A Neuchâtel, les médecins montent au front
Le personnel soignant est sorti de son devoir de réserve pour dénoncer le projet de réforme hospitalière du Conseil d’Etat, qui met en péril, selon lui, la qualité des soins. Une mobilisation sans précédent
Le ton est alarmiste, la mobilisation sans précédent. Une cinquantaine de cadres médico-soignants de l’Hôpital neuchâtelois (HNE) ont présenté ce jeudi une lettre ouverte. Signée par 150 d’entre eux, elle exhorte les députés à rejeter «sans équivoque» la réforme proposée par le Conseil d’Etat en vue de l’application de l’initiative «Pour deux hôpitaux sûrs, autonomes et complémentaires», acceptée en février 2017. Dans une ambiance très émotionnelle, face à la presse, l’impressionnante délégation a tiré la sonnette d’alarme. Selon les signataires, issus de tous les sites de l’hôpital cantonal, le projet soumis au Grand Conseil conduira tout simplement à une importante perte de la qualité des soins et mettra à mal la sécurité sanitaire du canton. Un risque majeur qui justifie cette spectaculaire rupture du devoir de réserve. «Nous ne sommes ni des anti-démocratiques ni des technocrates, justifie Vincent Della Santa, médecin-chef du département des urgences. Nous voulons juste dire que nous sommes en train de foncer dans le mur, et que c’est le dernier moment pour freiner.»

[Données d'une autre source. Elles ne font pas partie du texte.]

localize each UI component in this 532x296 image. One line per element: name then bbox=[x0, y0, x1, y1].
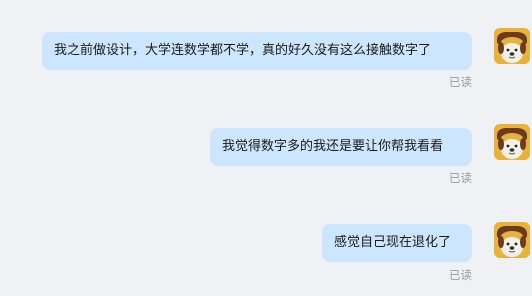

Aussi ambitieux que risqué
Pour rappel, lundi, le Conseil d’Etat neuchâtelois a rendu public son projet de réforme hospitalière. Répondant aux souhaits des initiants, le gouvernement a présenté, contre sa volonté, un plan aussi ambitieux que risqué, prévoyant la séparation de l’HNE en trois sociétés anonymes distinctes: deux dédiées aux soins aigus (Hôpital des Montagnes neuchâteloises et Hôpital du Littoral neuchâtelois), ainsi qu’une SA qui réunira la réadaptation et les soins palliatifs. Pour le corps médical neuchâtelois, ce démantèlement est une aberration. «En particulier dans un contexte où l’ensemble du système hospitalier suisse est soumis à une importante pression et doit faire face aux problématiques du financement de la santé et du vieillissement de la population», relève Yolanda Espolio Desbaillet, médecin-cheffe du département de gériatrie, réadaptation et soins palliatifs. Les craintes des médecins sont d'abord d’ordre financier. La phrase préparatoire du divorce coûtera à elle seule 4,4 millions de francs, selon le rapport du Conseil d’Etat. Pour les signataires, la complexité du processus va aboutir à «la création de nombreux postes administratifs au détriment de postes de soignants». De plus, le surcoût occasionné par les doublons est estimé entre 15 et 20 millions par année. Ces nouvelles dépenses sont inutiles, selon Marc-Olivier Sauvain, médecin adjoint au département de chirurgie: «Il est insensé de vouloir conserver deux blocs opératoires ouverts 24 heures sur 24 à seulement 20 kilomètres de distance [à Neuchâtel et à La Chauxde-Fonds, ndlr] dans un canton où il y a, en moyenne, moins d’une opération urgente à faire par nuit.»
«Une dispersion des patients et des compétences médicales entre plusieurs entités ne peut que faire baisser la qualité de la prise en charge» PELAGIA TSOUTSOU, MÉDECIN-CHEFFE DU SERVICE DE RADIOTHÉRAPIE AU DÉPARTEMENT D’ONCOLOGIE
Surtout, les soignants ont peur que la dissolution de l’HNE implique une perte de masse critique, qui au final fera perdre des missions de formation, réduira l’attractivité des sites et posera des difficultés de recrutement. «Une dispersion des patients et des compétences médicales entre plusieurs entités ne peut que faire baisser la qualité de la prise en charge», assure Pelagia Tsoutsou, médecin-cheffe du service de radiothérapie au département d’oncologie.
Dilemme pour le Grand Conseil
La levée de boucliers du personnel de l’HNE va encore davantage compliquer les débats du Grand Conseil, qui devra se prononcer sur le rapport d’ici cet été. Les députés font face à un dilemme. S’ils refusent ce projet, aboutissement d’une initiative populaire, ils provoquent une crise institutionnelle. S’ils l’acceptent, vu les oppositions, le projet sera combattu en référendum, un scrutin qui divisera de nouveau le canton. Face à cette crise qui paralyse Neuchâtel depuis de nombreux mois, les médecins appellent aujourd’hui les politiciens à réfléchir à une autre solution. «Jusqu’ici, dans le débat, on a opposé soins de proximité et soins de prestige, conclut Yolanda Espolio Desbaillet. Alors que l’enjeu est le maintien de la qualité et de la sécurité des soins dans ce canton.»